No primeiro semestre de 2020, o volume de empréstimos com pagamentos atrasados há mais de 90 dias (prazo que, tecnicamente, conceitua a inadimplência) pelas famílias brasileiras aumentou em 17,1%, na comparação com o mesmo período de 2019. O montante, que inclui a parcela não paga acrescida dos juros devidos, chegou a R$ 58,3 bilhões – enquanto no ano passado, esse total havia sido de R$ 49,8 bilhões.
Para radiografarmos este aspecto da economia nacional, é preciso considerar o cenário sem precedentes que inclui dados relativos a abril, maio e junho (os piores meses da pandemia de covid-19). A taxa de inadimplência das famílias – que foi de 4,8% no primeiro semestre de 2019 – chegou a 5,3% ao fim do mesmo período de 2020. Esse crescimento de inadimplentes exibe um retrato do impacto causado pela crise sanitária sobre o sistema socioeconômico do País. Para analisar todas estas consequências, a Federação do Comércio de Bens, Serviços e Turismo do Estado de São Paulo (FecomercioSP) analisou informações disponibilizadas pelo Banco Central (BC), atualizadas de acordo com o índice oficial de inflação, o Índice de Preços para o Consumidor Amplo (IPCA), a preços de julho de 2020. A pesquisa procurou quantificar também o volume de recursos destinados, nos primeiros seis meses dos dois anos, para o pagamento dos juros de empréstimos, tanto por pessoas físicas quando por pessoas jurídicas. Dessa maneira, além de detectar o porcentual de devedores, também foi possível entender o comportamento das taxas de juros praticadas.

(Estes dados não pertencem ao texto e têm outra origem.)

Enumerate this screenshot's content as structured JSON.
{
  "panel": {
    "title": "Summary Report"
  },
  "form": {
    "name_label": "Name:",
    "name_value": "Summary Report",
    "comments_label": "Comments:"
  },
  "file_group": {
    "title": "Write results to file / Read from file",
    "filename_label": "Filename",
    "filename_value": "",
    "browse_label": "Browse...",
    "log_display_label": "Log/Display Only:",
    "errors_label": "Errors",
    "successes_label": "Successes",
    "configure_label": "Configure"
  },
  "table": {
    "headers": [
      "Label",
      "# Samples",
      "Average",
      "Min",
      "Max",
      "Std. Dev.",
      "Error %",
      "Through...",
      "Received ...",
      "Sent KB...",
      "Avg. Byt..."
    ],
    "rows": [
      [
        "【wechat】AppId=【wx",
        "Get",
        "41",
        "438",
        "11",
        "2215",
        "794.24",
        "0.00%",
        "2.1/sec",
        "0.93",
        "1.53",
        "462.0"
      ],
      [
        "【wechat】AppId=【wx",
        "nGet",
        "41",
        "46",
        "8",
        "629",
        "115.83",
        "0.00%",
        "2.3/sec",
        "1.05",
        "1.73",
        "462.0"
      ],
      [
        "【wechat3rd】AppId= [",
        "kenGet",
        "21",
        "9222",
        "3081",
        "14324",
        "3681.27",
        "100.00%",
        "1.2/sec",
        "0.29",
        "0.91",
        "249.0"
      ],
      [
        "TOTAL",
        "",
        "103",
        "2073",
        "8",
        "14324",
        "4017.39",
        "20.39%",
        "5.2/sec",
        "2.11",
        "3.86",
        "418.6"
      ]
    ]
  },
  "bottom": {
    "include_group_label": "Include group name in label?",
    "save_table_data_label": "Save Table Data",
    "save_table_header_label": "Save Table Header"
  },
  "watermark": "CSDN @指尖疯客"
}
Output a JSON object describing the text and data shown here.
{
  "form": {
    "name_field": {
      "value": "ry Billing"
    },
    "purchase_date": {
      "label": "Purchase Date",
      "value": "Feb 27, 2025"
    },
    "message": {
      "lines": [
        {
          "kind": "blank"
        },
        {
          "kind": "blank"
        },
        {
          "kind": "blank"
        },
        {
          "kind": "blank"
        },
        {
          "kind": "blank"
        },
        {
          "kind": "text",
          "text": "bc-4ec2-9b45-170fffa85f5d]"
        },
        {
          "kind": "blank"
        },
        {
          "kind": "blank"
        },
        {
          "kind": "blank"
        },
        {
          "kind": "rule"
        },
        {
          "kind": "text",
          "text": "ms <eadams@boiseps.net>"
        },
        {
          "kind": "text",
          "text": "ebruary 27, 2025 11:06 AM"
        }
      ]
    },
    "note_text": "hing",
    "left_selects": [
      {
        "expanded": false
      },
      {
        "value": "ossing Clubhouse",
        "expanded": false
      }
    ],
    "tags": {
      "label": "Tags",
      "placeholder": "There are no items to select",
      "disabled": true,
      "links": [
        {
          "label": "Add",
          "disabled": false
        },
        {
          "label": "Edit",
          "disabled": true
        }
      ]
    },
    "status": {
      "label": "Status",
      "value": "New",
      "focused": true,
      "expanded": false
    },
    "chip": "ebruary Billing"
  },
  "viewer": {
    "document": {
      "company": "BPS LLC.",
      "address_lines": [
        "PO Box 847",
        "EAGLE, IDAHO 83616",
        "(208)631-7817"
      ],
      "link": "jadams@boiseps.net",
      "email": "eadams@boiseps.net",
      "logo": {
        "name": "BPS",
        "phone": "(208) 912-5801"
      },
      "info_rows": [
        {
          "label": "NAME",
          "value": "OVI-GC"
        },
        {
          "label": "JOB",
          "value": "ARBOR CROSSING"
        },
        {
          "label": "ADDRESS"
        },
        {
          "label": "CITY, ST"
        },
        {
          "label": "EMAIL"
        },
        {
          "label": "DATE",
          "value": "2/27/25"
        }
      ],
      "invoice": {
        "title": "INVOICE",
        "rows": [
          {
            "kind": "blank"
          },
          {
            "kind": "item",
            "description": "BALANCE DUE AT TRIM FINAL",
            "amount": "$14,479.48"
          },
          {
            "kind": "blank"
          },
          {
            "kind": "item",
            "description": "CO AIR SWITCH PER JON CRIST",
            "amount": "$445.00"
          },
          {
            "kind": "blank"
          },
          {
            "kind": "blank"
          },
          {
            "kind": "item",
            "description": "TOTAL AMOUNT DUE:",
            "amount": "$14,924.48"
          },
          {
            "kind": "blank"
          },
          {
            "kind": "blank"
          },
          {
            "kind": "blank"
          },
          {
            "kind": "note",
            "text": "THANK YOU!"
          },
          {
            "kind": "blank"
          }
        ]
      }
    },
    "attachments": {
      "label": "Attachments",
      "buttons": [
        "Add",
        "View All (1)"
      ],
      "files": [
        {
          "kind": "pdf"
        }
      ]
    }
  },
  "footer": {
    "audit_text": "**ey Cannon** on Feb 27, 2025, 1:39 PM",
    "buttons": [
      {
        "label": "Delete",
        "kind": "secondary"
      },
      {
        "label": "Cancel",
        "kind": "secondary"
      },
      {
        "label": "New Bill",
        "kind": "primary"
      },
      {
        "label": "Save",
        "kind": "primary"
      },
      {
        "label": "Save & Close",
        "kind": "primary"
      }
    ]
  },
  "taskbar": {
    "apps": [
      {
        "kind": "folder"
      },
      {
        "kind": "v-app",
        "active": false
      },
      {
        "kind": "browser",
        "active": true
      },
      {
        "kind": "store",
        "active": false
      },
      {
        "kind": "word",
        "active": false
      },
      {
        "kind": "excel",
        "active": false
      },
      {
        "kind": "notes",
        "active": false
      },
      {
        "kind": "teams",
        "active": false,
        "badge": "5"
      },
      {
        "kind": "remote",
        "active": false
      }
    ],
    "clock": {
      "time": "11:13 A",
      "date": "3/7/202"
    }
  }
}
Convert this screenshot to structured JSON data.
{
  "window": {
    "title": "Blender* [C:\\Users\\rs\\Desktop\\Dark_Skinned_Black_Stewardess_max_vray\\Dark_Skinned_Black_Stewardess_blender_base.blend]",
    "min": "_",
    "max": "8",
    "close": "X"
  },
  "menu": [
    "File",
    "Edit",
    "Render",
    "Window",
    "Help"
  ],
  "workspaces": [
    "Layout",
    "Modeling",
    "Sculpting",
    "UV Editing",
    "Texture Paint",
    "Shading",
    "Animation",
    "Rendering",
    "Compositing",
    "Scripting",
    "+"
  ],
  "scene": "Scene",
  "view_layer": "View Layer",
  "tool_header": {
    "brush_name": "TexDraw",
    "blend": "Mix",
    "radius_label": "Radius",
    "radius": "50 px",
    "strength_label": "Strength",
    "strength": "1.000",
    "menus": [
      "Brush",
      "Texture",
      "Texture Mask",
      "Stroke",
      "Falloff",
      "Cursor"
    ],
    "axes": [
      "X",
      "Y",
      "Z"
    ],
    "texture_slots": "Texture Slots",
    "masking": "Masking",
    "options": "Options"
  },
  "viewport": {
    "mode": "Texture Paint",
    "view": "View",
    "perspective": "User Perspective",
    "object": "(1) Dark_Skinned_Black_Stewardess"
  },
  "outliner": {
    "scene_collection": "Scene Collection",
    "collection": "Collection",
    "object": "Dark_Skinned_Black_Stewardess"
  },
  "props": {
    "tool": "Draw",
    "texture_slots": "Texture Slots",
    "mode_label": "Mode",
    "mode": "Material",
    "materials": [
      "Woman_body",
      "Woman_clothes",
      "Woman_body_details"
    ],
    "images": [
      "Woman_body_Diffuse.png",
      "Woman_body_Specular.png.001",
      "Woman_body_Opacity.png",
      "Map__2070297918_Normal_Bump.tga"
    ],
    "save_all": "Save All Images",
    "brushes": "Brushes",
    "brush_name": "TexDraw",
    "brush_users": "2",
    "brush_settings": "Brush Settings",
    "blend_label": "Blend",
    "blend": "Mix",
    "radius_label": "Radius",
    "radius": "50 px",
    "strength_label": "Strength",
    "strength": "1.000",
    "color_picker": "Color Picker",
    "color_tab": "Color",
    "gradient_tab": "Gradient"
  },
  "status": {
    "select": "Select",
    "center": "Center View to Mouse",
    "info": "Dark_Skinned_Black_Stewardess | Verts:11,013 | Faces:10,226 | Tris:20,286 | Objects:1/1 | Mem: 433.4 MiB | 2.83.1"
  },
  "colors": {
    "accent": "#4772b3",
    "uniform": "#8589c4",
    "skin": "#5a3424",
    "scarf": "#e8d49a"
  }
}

O volume de juros pagos pelas famílias brasileiras, no primeiro semestre de 2020, chegou a R$ 201,5 bilhões – representando alta de 1,1% em relação ao ano passado, o que levou ao comprometimento de 10,22% da renda das famílias. O agravante é que tal transferência de recursos dos lares para pagamento de juros se deu ao longo de grande turbulência, que impôs fortes novos prejuízos a toda a sociedade – e, consequentemente, desequilíbrio no ritmo das atividades produtivas. Sendo assim, o pagamento de juros representou um dos maiores itens na lista de despesa das famílias, superando gasto total por ano com grupos de itens como educação, serviços de saúde e vestuário.
E, ainda, as concessões de crédito para pessoas físicas recuaram em 5,4% no período, pois o sistema financeiro acabou sendo mais seletivo nos empréstimos, diante da alta no risco. Em outras palavras: menos pessoas conseguiram ter seus financiamentos aprovados, o que também contribuiu para a elevação dos valores em atraso.
Já no caso das pessoas jurídicas, o que se viu foi um aumento de 11% na concessão de financiamentos. O total de empréstimos a empresas, que foi de R$ 812 bilhões no primeiro semestre de 2019, passou de R$ 900 bilhões no mesmo período de 2020. A taxa de juros média para este tipo de financiamento recuou de 9,7% para 8,4% ao ano (a.a.).
Embora muitas empresas – notadamente as pequenas e as médias – enfrentaram (e sigam enfrentando) grandes dificuldades para acessar o crédito, esse aumento nas concessões ocorreu como consequência das garantias do governo oferecidas às instituições financeiras. Assim, foi possível mitigar, ainda que parcialmente, os danos causados pela pandemia, num momento em que muitos estabelecimentos estavam fechados ou sem receita. Neste contexto, a inadimplência das pessoas jurídicas teve queda de 8,7% em comparação ao mesmo período do ano passado.
Em resumo, ainda que o nível de inadimplência se mantenha administrável, os dados não deixam dúvida de que o crédito no Brasil impõe um custo elevado tanto para as famílias como para as empresas. Ao destinar recursos para o pagamento de juros, é retirada da sociedade uma parcela substancial de rendimentos, o que acaba por inibir as capacidades tanto de consumo como de investimento.
A solução para o problema passa por revisão e mais transparência na composição do spread – o grande determinante para o custo final dos empréstimos. Também é necessário que o governo imponha um rígido controle aos próprios gastos, já que os juros, historicamente elevados no País, são consequência direta do descontrole das contas públicas, geradora de déficits anuais expressivos, que inflam uma dívida crescente e gigantesca a ser financiada diariamente pelo mercado. A importância do controle fiscal, a ser feito por meio de reformas estruturantes, é óbvia. Agora, ficou ainda mais urgente. Minimizar ou postergar a questão implicará a permanência de uma sociedade exaurida, que já arca com uma carga tributária de 35% do Produto Interno Bruto (PIB), uma dívida pública crescente em patamares preocupantes e pagamentos de juros muito além do razoável.